Speed before new USB standard
It would be nice to fill a USB stick in 2 seconds, rather than minutes. Would change the outcome of many a Hollywood movie plot.
Samsung has unveiled a new generation of high-bandwidth DRAM chips called Flashbolt. These are the first chips based on the Korean chaebol's updated High Bandwidth Memory (HBM2E) model, and is the fastest the company has ever produced. Samsung claims that Flashbolt is 33 per cent faster than the previous generation HBM2 system …
I can understand devoting R&D to increase bandwidth for GPUs etc., but why not work on inventing cheaper memory with lower latency too? I know SRAM already exists, that's why I added the words invent and cheaper.
Just think how much cheaper, simpler and faster (and more secure) CPUs could become if they didn't have to dedicate precious die space to all that L1/L2/L3 cache, branch prediction and speculative execution type malarkey.
And before you say it, I know it's hard. But like all good solutions, once it's done, everyone will shake their heads in amazement and bewilderment as to why no one did it sooner and instead spent billions on coming up with convoluted cache and speculative execution type arrangements.
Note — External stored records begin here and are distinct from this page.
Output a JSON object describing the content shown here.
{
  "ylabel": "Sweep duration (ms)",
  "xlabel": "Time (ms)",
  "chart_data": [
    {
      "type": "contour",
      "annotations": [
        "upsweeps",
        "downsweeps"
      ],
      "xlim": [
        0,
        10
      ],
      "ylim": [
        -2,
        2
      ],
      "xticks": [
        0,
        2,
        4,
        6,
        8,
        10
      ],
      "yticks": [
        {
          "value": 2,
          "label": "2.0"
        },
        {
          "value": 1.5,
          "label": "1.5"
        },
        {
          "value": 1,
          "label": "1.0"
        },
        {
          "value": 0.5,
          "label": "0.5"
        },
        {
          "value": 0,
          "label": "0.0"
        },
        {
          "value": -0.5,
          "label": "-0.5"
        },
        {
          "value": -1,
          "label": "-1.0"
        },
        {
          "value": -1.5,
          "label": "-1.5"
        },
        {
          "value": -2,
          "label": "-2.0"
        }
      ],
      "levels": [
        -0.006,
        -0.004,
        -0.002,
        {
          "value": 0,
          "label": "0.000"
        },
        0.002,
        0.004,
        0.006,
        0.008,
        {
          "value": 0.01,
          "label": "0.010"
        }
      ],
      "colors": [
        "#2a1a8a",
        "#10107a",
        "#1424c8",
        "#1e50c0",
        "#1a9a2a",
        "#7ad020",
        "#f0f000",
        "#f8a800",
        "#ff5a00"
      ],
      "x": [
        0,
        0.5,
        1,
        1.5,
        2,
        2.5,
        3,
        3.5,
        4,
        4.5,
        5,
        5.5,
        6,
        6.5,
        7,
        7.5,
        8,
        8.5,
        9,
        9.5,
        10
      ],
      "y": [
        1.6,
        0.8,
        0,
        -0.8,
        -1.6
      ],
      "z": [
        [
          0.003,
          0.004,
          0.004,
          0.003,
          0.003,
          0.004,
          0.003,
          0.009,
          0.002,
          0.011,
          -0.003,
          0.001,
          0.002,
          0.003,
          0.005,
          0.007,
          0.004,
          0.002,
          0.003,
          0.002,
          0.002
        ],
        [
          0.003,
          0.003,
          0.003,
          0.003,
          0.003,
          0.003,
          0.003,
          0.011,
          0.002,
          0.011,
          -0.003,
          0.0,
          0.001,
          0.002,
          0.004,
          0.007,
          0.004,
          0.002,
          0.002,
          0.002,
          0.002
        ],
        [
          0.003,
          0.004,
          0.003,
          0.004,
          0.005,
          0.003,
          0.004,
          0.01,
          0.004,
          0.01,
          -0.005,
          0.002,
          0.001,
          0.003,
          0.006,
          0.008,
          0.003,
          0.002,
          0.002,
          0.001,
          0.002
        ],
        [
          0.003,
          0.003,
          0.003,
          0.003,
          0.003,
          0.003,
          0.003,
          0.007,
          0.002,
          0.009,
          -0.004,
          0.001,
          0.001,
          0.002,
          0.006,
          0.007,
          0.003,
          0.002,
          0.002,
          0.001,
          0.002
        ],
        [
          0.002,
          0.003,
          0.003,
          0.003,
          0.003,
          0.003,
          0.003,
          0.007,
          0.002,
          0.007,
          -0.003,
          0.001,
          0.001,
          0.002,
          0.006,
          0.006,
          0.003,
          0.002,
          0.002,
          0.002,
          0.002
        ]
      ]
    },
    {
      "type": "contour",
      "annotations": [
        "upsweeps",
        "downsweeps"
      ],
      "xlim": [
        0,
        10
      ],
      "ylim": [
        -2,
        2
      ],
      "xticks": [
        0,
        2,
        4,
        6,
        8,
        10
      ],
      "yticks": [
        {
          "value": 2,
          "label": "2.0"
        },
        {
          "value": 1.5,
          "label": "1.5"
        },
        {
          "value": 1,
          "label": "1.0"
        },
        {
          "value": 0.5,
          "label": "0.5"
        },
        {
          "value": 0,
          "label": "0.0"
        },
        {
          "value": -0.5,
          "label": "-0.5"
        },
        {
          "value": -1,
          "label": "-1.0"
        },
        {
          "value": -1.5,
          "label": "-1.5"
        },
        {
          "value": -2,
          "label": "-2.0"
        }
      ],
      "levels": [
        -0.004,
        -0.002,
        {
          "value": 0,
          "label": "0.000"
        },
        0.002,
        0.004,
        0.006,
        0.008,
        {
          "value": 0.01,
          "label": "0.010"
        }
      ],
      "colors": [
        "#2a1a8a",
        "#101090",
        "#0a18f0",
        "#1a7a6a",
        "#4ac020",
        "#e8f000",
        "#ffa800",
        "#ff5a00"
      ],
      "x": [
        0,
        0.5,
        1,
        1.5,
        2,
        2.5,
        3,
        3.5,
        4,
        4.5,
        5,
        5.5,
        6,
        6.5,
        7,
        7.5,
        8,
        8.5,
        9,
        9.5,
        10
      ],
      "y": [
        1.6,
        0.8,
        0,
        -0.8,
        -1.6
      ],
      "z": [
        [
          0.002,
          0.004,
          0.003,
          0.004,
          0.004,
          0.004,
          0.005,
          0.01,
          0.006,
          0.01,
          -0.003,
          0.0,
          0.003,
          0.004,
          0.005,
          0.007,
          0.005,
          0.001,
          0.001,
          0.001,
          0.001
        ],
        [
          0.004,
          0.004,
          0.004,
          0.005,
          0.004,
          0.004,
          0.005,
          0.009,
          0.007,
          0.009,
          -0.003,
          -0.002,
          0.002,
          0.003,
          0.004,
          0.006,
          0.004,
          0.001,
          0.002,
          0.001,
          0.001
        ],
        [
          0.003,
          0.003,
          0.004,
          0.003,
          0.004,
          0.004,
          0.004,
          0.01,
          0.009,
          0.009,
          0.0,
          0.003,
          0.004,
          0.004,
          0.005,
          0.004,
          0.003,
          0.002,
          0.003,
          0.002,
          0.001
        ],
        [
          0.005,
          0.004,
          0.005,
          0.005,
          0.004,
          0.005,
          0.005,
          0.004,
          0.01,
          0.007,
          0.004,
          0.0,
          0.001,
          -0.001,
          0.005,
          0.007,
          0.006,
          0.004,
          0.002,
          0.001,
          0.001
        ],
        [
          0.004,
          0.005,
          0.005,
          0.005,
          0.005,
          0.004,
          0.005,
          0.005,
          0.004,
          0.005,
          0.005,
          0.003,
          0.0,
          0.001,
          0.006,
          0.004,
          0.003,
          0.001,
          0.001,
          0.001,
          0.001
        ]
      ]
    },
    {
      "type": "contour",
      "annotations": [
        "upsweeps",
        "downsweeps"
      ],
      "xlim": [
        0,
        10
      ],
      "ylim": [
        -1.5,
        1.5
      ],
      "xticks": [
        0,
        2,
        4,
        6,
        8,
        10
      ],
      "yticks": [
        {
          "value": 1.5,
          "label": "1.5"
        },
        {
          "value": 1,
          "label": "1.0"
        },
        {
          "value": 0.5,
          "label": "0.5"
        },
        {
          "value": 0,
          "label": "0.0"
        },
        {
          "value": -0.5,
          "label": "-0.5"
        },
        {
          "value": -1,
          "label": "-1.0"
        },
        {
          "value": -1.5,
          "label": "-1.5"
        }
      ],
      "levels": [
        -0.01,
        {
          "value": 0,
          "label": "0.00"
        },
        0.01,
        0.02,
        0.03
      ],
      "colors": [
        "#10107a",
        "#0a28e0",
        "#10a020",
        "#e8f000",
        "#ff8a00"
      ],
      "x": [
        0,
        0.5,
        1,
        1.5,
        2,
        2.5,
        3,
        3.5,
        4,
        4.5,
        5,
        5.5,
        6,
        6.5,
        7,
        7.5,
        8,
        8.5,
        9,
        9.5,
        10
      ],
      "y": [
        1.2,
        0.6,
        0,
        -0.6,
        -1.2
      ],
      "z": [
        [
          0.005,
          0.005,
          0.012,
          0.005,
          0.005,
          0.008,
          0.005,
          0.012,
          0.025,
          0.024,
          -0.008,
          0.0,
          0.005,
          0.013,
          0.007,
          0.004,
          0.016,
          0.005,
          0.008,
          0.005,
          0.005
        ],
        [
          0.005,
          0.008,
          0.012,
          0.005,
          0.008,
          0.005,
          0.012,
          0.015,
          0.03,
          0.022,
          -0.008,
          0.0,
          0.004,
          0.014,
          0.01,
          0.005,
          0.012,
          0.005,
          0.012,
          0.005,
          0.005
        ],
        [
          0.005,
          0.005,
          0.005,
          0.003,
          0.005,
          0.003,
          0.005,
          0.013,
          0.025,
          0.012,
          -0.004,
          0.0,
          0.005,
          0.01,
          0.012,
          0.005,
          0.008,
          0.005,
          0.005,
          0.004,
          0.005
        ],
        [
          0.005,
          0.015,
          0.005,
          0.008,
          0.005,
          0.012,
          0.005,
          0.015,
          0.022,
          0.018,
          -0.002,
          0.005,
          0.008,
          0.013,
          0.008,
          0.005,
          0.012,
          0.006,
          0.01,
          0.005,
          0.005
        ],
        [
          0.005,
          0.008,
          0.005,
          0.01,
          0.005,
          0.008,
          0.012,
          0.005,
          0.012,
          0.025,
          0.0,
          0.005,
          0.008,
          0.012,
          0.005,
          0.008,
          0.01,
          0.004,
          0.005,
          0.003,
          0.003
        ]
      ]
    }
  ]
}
RAM and CPU speeds were rarely in sync. Early computers spread across multiple racks had to slow all clock rates down to allow signals to travel from one end to the other, and still the CPU was typically slower than memory. The CDC 6600 supercomputer was the fastest thing the 60's, achieved mainly by shrinking the CPU circuitboards, using faster transisors, and tailoring the instruction set. The CPU was now much faster than RAM so they had the CPU cycle between 10 peripheral processors (memory and external I/O interface). Kind of like hyperthreading, only on a hardware level.
RAM got faster too, moving from individual magnetic cores to integrated circuits.
Smaller and faster go hand-in-hand. The 90's saw CPU clock rates climb into the GHz range. The higher the clock rate, the smaller maximum size of the circuit you can control with one synchronous clock gets. A 10 GHz clock signal can travel about 30mm per cycle, limited by the speed of light. In a vacuum, in a straight line, somewhat less on a chip with lines routed all over the place. So at those speeds you're lucky to keep an entire CPU chip under control, you can't have the memory chip next to it running in sync on the same clock. Much less an entire board with 100s of GB of RAM. It's not that they can't make extremely fast RAM that could keep up with a CPU, but you can't route signals all over the motherboard at CPU clock rates. So faster CPUs required more and more layers of cache.
To add on to what Scott mentioned; it's important to know that "speed" has a lot of facets in this kind of conversation. Clock speeds only point to the signal generator and the ability to accept/process instructions. Things like bit width and efficiency also play a big part.
We often use the word speed interchangeably when it's not really appropriate. For example, network speeds being indicated by using how many bits per second the link is capable of transferring isn't the only measurement to consider when latency can have an impact on the ability to realize that potential.
I my memory serves me (and adding to what Scott mentioned), the divergence in the x86 world occurred when the clock generator in the CPU (circa Intel 486) tried to go beyond 33Mhz. The memory available at the time couldn't operate at frequencies higher than that and the system boards' circuit design had a problem with EM interference because of right angle traces and electrons "flying off the track".
This post has been deleted by its author
"...and devices for artificial intelligence training."
Annotating by dictionary definitions is surprisingly simple and fast: only around 1-50 a definition's paragraphs should be compared with 1-10 surrounding paragraphs. For a text of 10.000 words it's only around or much less than 10 million comparisons, less than one or few seconds.
The indexing could take ten or more times longer. Perhaps even hundreds and thousands times longer.
As for the images, formulas, signs, signals - it depends what software is used.